I find myself very confused by the usage of spin terminology to other quantum numbers. A singlet state is the only spinless state of the system. Now, if we consider the possible colour states $|r\rangle$, $|g\rangle$ and $|b\rangle$ of a quark, what does the term "singlet state" actually mean in this context? Presumably it means the only colourless state of the system. In the context of mesons this would be

$$|\psi\rangle = \frac{1}{\sqrt{3}} (|r\bar{r}\rangle+|b\bar{b}\rangle+|g\bar{g}\rangle).$$

This is intuitively colourless since colour and anti-colour presumably cancel to no net colour, and its designation as a singlet also makes intuitive sense since there is no other state that is colourless (given the constraint that each meson is a pairing of a quark and an anti-quark). NB the state does not have anti-symmetry or symmetry but there is no need for it because the quark and anti-quark are distinguishable.

In the context of baryons, the singlet state is given as

$$|\psi\rangle = \frac{1}{\sqrt{6}} (|rgb\rangle-|rbg\rangle+|brg\rangle-|bgr\rangle+|gbr\rangle-|grb\rangle).$$

How is this state colourless? Do the red, green and blue colours somehow cancel each other out? Even if they do, symmetric colourless states would exist such as $|rgb\rangle$, so this would not be the only colourless state. Why, therefore, is this called a singlet state?

Answer 1

Singlet, scalar, colorless, etc... all refer to the same thing: invariance under color transformations.

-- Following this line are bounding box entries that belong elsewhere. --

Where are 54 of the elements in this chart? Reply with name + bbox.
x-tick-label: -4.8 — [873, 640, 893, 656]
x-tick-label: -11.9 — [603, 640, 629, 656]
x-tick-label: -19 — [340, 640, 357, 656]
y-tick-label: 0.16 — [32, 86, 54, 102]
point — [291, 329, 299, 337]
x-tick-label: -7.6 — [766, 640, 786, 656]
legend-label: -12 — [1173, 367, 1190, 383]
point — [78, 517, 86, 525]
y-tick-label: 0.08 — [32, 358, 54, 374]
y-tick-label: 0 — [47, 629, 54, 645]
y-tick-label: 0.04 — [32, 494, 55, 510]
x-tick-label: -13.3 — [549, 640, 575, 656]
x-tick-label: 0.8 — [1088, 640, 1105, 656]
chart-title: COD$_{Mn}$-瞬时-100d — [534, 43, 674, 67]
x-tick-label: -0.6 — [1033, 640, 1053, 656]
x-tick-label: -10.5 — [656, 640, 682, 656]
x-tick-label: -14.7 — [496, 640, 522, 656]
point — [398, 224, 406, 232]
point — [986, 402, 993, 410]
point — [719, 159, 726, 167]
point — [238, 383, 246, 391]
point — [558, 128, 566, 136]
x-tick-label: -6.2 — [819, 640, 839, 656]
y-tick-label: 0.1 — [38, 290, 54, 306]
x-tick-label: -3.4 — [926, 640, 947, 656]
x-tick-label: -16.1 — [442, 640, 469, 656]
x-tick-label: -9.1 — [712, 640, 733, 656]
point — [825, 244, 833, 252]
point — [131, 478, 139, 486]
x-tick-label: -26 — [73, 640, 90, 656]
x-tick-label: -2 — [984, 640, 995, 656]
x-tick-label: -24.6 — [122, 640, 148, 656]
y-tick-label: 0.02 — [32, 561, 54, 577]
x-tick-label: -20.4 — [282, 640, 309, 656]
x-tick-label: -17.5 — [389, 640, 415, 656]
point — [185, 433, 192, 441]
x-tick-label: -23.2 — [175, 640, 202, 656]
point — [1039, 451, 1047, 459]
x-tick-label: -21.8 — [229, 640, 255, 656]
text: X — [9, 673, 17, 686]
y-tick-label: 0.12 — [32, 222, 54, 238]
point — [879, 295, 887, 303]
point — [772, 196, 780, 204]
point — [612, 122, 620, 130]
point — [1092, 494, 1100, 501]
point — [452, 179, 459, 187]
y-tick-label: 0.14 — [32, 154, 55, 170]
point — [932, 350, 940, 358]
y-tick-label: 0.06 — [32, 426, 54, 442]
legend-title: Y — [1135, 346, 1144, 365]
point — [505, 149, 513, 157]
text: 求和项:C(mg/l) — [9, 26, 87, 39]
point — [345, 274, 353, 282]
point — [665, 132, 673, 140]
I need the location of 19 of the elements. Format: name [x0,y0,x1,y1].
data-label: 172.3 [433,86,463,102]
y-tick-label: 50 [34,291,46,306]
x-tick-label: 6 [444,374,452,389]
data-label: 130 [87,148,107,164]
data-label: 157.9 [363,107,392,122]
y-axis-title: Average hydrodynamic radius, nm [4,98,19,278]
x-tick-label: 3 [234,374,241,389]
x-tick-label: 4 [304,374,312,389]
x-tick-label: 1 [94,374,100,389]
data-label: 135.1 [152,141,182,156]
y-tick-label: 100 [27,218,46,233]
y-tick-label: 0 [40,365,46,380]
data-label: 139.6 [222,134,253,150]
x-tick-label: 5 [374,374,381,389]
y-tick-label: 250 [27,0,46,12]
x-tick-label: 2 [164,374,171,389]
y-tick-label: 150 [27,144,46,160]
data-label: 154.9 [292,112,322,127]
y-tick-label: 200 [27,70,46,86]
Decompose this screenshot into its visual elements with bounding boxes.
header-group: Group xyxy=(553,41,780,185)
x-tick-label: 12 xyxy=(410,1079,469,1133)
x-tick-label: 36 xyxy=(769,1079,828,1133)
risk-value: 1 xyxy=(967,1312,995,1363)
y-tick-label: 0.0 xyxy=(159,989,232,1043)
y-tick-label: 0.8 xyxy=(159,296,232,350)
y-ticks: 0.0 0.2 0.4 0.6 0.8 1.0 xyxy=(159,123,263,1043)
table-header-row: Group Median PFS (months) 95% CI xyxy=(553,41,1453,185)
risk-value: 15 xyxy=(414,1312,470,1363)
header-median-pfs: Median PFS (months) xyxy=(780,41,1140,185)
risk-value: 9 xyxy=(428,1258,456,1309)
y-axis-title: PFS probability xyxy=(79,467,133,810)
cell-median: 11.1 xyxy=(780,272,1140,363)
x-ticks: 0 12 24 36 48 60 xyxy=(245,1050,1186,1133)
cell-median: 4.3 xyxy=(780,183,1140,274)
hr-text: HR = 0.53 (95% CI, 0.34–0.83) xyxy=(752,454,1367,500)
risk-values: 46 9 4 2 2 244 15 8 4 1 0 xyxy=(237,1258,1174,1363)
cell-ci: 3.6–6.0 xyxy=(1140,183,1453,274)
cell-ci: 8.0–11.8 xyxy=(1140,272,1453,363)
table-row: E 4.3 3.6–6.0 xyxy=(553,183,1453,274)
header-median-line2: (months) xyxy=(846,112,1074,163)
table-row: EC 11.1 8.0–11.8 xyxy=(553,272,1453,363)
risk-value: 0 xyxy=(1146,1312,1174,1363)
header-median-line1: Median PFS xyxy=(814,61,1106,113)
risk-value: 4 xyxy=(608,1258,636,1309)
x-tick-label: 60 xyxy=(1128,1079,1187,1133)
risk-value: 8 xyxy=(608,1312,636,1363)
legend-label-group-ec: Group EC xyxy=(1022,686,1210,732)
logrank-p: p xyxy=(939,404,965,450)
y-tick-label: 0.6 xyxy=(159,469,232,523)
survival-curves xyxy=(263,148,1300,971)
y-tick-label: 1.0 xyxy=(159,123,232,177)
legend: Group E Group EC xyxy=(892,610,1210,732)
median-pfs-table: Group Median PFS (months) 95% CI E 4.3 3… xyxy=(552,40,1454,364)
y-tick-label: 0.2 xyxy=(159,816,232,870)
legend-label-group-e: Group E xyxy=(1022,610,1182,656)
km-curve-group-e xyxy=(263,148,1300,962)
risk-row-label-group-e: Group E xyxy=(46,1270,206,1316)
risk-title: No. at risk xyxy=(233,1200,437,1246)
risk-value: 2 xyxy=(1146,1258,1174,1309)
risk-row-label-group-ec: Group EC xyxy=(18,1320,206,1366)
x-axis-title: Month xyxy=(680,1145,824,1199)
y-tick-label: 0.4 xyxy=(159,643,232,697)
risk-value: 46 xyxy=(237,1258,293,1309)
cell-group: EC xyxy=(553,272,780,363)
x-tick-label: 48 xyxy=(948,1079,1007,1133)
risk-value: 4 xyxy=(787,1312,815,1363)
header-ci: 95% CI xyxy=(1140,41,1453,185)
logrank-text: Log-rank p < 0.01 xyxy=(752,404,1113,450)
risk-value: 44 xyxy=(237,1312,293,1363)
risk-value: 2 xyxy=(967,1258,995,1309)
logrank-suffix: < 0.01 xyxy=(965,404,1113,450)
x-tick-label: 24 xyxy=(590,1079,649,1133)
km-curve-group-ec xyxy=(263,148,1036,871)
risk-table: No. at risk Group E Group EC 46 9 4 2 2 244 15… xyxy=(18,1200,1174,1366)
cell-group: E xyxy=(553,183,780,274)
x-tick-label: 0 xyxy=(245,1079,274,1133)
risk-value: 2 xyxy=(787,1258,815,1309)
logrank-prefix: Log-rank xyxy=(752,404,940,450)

That is, parameterizing your silly popular science r,b,g by a 3-valued index i, your mesons are basically $q^{\dagger~i} q^i$. This is invariant under the generic SU(3) simple unitary ($U^\dagger U=1\!\! 1$ ) transformation $q^i \mapsto U_{ij}q^j$, $$ q^{\dagger~i}U^{\dagger}_{ij}U_{jk} q^k =q^{\dagger~i} q^i, $$ so it is a scalar, colorless, etc. The two qs may have differing "flavor" indices, but I suppress them to simplify the demonstration.

Your second, baryon, formula can be written compactly by use of the fully antisymmetric Levi-Civita symbol, $$\epsilon_{ijk} q^iq^jq^k, $$ and it too is invariant, singlet, color-neutral, etc, by dint of $$ \epsilon_{ijk}U_{im} q^m U_{jn}q^n U_{ks}q^s=\det (U) ~ \epsilon_{ijk} q^iq^jq^k= \epsilon_{ijk} q^iq^jq^k, $$ since U is unimodular (unit determinant) by construction. The first equality follows from the neat identity $\epsilon_{ijk} U_{im} U_{jn} U_{ks} = \det(U)~\epsilon_{mns} .$

NB Your alternative state $q^1q^2q^3$ is not invariant, unless it is fully antisymmetrized by the Levi-Civita symbol. The above determinant stunt would fail. It is not enough to have one color of each kind to have an invariant combination.

NB In the language of Young tableaux that physicists use, these two points are self-evident by inspection. A box under two boxes is a 3 box column, so, then, a singlet, which is also the fully antisymmetrized "baryon" combination we did last.